— Прошу вас, дорогой землянин, будьте так добры, изложите на бумаге как можно подробнее ваш жизненный путь.
— Да к чему вам мой жизненный путь? — спросил я, энергично борясь с недружелюбным тоном, который угрожал окрасить мой голос.
— Для картотеки, добрый друг, для картотеки. К сожалению, это неизбежно, к моему большому сожалению.
Копировальной бумаги у альдебаранитов, к удивлению, не водилось, и потому я должен был, как и в первый раз, каждый лист неоднократно переписывать.
Сравнение с Венгрией казалось мне теперь односторонним; я чувствовал у альдебаранитов налет прусского бюрократизма.
Но вы ошибетесь, если решите, что затем наконец-то началось мое надснигание. Ничуть не бывало! Этажом выше меня принял третий альдебаранский чиновник, ведающий сниганием, который с хорошо поставленной и постепенно пробуждавшей мою желчь дружественностью осведомился о моем молекулярном строении. Но чтобы он не рассчитывал здесь ни на какой успех, я обрадованно сообщил ему, что ничего не знаю об этом и, следовательно, ничего не могу заполнять.

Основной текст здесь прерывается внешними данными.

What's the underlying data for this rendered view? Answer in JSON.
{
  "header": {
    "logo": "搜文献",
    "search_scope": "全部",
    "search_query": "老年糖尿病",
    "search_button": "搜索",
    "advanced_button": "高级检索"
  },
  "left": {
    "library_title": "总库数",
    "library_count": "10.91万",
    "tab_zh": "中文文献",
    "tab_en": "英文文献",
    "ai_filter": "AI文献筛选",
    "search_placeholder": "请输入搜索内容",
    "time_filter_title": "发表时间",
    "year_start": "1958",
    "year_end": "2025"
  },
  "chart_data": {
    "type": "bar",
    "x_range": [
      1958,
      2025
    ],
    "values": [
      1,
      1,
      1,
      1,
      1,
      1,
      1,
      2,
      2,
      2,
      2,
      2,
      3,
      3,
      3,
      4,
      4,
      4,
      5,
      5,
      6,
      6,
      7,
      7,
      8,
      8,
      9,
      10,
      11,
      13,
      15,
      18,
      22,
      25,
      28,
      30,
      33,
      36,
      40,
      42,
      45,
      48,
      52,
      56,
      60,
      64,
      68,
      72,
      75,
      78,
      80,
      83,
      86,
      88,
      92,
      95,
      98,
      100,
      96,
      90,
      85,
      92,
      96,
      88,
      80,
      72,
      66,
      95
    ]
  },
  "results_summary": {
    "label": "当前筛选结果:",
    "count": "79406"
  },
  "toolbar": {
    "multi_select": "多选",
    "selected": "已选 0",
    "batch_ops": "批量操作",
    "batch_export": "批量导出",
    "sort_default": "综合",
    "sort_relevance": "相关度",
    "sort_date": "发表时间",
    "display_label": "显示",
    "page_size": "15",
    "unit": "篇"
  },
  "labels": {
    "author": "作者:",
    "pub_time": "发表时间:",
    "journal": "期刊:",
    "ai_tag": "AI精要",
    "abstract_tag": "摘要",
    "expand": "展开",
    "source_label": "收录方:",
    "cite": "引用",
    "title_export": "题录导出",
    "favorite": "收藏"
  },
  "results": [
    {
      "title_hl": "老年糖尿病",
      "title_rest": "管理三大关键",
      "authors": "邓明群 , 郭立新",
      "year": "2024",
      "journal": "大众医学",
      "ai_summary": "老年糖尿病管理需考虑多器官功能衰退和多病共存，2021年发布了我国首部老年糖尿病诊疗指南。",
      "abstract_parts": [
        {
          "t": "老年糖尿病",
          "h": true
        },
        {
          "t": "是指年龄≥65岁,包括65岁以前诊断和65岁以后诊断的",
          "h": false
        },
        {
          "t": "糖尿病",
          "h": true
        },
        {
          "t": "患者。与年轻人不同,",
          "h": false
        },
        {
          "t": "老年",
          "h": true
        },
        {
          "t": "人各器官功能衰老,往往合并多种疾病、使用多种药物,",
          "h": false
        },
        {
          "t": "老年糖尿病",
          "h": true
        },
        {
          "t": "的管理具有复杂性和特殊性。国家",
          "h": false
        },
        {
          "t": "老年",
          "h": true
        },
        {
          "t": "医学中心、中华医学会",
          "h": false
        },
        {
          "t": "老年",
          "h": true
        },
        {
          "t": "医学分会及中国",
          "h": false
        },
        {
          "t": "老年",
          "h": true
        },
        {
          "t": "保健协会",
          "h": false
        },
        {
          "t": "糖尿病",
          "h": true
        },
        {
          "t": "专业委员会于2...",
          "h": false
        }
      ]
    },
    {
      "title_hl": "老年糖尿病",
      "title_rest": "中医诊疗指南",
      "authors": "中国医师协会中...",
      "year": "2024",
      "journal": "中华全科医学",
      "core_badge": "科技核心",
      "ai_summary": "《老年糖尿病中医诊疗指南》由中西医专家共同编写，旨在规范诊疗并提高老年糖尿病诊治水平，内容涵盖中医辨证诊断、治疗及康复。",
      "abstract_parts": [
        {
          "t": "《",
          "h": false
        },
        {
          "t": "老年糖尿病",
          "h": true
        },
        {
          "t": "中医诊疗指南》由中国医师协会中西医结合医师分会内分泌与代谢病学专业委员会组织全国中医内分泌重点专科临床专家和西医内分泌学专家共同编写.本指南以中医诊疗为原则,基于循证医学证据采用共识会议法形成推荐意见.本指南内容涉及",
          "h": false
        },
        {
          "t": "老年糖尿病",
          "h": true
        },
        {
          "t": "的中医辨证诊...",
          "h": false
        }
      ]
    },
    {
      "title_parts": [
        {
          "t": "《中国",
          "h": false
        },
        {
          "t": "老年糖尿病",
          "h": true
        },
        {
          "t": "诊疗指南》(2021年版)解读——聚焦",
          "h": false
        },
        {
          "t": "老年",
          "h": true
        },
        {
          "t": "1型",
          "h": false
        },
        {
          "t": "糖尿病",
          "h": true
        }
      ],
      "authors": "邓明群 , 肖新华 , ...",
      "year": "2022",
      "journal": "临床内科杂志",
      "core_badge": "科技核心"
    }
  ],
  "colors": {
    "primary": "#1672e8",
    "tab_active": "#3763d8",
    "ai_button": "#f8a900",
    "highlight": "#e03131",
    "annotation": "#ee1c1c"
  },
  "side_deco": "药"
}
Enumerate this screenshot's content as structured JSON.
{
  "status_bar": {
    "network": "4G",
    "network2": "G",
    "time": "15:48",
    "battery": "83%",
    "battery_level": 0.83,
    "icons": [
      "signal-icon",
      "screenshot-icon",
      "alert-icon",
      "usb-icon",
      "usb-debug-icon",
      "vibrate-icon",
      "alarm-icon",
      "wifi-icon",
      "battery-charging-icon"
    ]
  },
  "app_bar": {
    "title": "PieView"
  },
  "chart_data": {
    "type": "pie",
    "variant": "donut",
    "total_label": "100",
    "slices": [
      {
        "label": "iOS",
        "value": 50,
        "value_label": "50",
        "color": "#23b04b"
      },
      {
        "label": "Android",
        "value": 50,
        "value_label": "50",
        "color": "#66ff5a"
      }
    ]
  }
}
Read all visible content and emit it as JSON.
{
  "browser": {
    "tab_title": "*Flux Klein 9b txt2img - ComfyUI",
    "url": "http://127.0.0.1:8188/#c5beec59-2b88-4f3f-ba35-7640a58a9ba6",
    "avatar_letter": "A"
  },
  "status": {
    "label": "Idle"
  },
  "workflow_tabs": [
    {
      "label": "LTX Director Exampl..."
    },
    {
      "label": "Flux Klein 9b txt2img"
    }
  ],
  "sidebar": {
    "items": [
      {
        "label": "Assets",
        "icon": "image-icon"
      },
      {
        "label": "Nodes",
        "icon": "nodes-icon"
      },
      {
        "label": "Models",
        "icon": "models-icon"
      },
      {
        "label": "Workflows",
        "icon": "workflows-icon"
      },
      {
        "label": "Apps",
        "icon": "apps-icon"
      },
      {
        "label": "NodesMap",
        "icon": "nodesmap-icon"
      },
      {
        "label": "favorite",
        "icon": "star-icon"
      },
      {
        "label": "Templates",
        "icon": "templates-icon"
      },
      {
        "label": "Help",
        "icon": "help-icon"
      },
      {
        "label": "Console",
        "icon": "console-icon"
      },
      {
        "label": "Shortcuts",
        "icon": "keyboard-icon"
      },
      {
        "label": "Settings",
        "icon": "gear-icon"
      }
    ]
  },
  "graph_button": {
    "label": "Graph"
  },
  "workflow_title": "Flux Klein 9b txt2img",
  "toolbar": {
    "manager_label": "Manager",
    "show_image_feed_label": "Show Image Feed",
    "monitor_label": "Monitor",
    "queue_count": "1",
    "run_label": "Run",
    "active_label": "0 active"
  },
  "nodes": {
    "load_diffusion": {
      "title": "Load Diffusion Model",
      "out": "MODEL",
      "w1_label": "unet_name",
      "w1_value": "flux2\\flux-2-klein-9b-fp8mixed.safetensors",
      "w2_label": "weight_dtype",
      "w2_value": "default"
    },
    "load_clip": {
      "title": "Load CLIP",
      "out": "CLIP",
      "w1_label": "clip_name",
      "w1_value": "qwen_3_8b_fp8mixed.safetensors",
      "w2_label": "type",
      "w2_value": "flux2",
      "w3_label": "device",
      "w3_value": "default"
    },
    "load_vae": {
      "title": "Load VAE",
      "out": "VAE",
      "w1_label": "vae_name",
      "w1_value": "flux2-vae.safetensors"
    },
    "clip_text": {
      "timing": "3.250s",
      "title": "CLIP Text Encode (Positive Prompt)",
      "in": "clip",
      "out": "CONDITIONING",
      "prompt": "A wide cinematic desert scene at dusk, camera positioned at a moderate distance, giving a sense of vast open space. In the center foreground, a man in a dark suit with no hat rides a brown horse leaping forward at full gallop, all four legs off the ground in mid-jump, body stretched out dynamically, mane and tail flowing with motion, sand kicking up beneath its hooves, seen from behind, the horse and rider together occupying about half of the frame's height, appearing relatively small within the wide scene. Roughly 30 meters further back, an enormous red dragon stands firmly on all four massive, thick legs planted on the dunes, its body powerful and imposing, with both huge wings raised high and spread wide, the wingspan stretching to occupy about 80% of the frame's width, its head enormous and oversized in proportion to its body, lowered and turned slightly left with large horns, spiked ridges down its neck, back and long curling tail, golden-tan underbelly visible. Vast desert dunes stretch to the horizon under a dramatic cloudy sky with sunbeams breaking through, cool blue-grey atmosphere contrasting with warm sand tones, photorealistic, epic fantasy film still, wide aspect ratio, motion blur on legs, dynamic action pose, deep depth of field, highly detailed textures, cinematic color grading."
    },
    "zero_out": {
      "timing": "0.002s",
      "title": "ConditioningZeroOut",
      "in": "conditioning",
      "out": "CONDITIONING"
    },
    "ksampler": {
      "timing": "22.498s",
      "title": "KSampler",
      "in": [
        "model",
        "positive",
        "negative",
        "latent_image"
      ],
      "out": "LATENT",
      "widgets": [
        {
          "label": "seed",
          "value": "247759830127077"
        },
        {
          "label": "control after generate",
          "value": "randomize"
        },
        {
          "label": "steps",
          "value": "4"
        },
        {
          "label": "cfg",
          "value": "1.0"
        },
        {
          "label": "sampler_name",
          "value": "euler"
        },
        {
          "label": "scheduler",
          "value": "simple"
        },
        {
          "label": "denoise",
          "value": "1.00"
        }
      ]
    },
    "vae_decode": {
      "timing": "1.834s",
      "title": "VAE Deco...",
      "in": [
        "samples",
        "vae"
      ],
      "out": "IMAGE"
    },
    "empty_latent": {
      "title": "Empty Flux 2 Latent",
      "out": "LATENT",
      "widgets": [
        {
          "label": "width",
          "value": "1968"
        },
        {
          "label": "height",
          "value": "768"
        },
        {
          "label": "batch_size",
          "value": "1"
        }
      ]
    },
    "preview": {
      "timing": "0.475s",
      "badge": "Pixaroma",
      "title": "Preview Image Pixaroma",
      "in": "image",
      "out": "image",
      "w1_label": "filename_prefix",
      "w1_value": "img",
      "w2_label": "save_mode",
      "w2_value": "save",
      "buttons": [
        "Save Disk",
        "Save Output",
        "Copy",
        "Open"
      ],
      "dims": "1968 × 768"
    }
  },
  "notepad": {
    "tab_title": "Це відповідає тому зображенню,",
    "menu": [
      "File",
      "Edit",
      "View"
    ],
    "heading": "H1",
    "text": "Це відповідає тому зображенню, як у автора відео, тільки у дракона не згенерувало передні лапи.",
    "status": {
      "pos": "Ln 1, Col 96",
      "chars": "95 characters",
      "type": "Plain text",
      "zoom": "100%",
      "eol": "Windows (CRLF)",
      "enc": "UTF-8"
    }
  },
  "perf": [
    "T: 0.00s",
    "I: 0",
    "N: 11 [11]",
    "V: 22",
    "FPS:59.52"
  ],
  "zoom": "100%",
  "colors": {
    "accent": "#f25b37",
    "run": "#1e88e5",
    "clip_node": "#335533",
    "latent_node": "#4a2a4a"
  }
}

Мое ребячье торжество длилось весьма недолго. Озабоченное лицо «дыни», в которой уже не было никакого надреза, подсказало мне, что близятся новые неприятности.
— Так, так… Значит, никакого молекулярного строения… Как может такое быть, уважаемый гость? — спросил он необычайно серьезно.
Я, конечно, ничего не подозревал, как Антей, собиравшийся позавтракать хомяком.
Его объяснение гремело у меня в ушах как трубы Иерихона. Молекулярное строение должно определяться перед каждым сниганием, чтобы могла быть осуществлена своевременная и направленная корректировка нередко возникающих при этом способе передвижения подснигающих эффектов, нарушений на сниго-отрезке или дефектов в снигательных механизмах и обусловленных этим уродств. И совсем непонятна халатность коллег в альдебаранском центре снигания — как это они могли забыть об этом.
— Да, теперь остается только одно, мы должны отважиться на слепое снигание, — завершил он свои выкладки. Потом он еще перелистал мои отчеты и заметил: — В общем, вы в своем понятном волнении забыли прижать правое ухо к стабилизирующему столбу… Да, теперь нам надо попробовать компенсировать ущерб подобной же ошибкой.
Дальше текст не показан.